Horak: The protests in Iran echo past uprisings. But this time, they feel different, Regg Cohn, Ebadi and Akhavan
2026/01/14 Leave a comment
Some of the better analyses of the situation in Iran, starting with former Canadian diplomat Dennis Horak:
…Notwithstanding the challenges the regime faces, it would be foolish to underestimate the repressive abilities of the Iranian security apparatus to protect the Islamic Republic. The forces stacked up against the protesters are formidable; the Islamic Revolutionary Guard Corps, in particular, is brutal and experienced, and its leadership has strong vested interests in maintaining the status quo, including vast economic holdings. They, like the protesters, have something to fight for, and they have the weapons. The regime will not be going quietly.
The regime is also bolstered by the fact that the exiled opposition movement continues to be fractious, and thus offers little hope as a viable alternative. While the son of the deposed Shah, Reza Pahlavi, has gained more visibility this time around, he carries a difficult legacy that will make it hard to rally around him, notwithstanding the effectiveness of his communications team.
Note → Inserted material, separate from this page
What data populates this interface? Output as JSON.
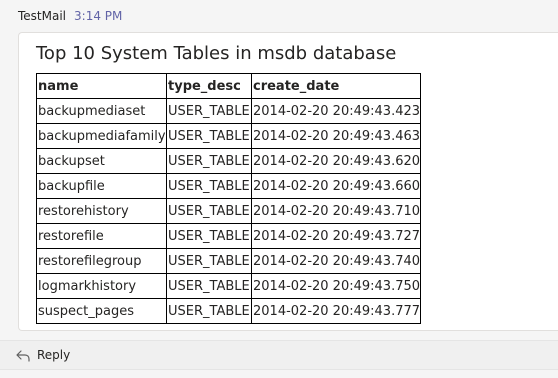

It is difficult to predict how this will all turn out. Most revolutions fail, until they don’t. But it is likely that some measure of change is coming this time, even if the current revolt is put down. It is hard to see how the status quo in Iran is sustainable. It will take more than vague promises of economic reform of the sort uttered by President Masoud Pezeshkian on Sunday to placate current or future protesters. Fundamental reform will be required, beginning with policy shifts on the nuclear front and an end to regional meddling to allow for the lifting of crippling sanctions and draw the country back from the radical, revolutionary fringe.
To achieve this, there will need to be profound changes in how the regime functions, if there is not to be regime change. The question is: can Iran have the former without the latter?
Dennis Horak was Canada’s ambassador to Saudi Arabia and Yemen from 2015 to 2018 and chargé d’affaires in Iran from 2009 to 2012.
Source: The protests in Iran echo past uprisings. But this time, they feel different
Regg Cohn | As protests grow, Iran finds itself more isolated than ever
…And so revolution is in the air again, just as it was nearly five decades ago in the twilight of the shah’s despotic rule. Iran’s tortured history teaches cruel lessons of false hope and false starts.
In 1979, secular leftists and religious rightists joined forces to topple the shah of the day, Mohammad Reza Pahlavi. The clerics, led by Ayatollah Ruhollah Khomeini, hijacked the revolution and declared an Islamic Republic.
They were usurpers, not liberators.
Pahlavi, who went into exile in 1979, was the son of an army officer who had crowned himself shah in 1925. Pahlavi fled the country in 1953 in a dispute with the democratically elected parliament — only to be restored to power in a CIA-backed coup days later.
Now, all these years later, his son — declared crown prince at age seven — is claiming the mantle of leadership from exile.
As Iranians try one more time to break free of the Islamic Revolution, nearly half a century after it supposedly liberated them, the last thing they need is to be tethered to a pretender to the throne. The people of Iran will chart their own path, cheered on by supporters in the diaspora but without taking orders from them — lest another revolution face another hijacking.
Iranians are fighting for liberation, not usurpation.
Source: Opinion | As protests grow, Iran finds itself more isolated than ever
As Iran cracks down on protesters again, the world cannot be silent
…The continuing heroism of the Iranian people is a reminder of the tremendous potential for the future of a rich civilization that produced the first human-rights declaration 2,500 years ago in the cuneiform text of clay cylinder of Cyrus the Great, which is now housed in the British Museum. The scenes unfolding in Iran today demonstrate that 50 years of totalitarianism has not extinguished this powerful legacy, expressed in the ancient belief that in the end, light will triumph over darkness. Now, the world community must support this awakening and stand in solidarity with those who remind us of the astonishing resilience of the human spirit.
Shirin Ebadi is the founder of the Defenders of Human Rights Centre in Iran and recipient of the 2003 Nobel Peace Prize. Payam Akhavan is the Human Rights Chair at the University of Toronto’s Massey College, a founder of the Iran Human Rights Documentation Centre, and a former UN prosecutor at The Hague.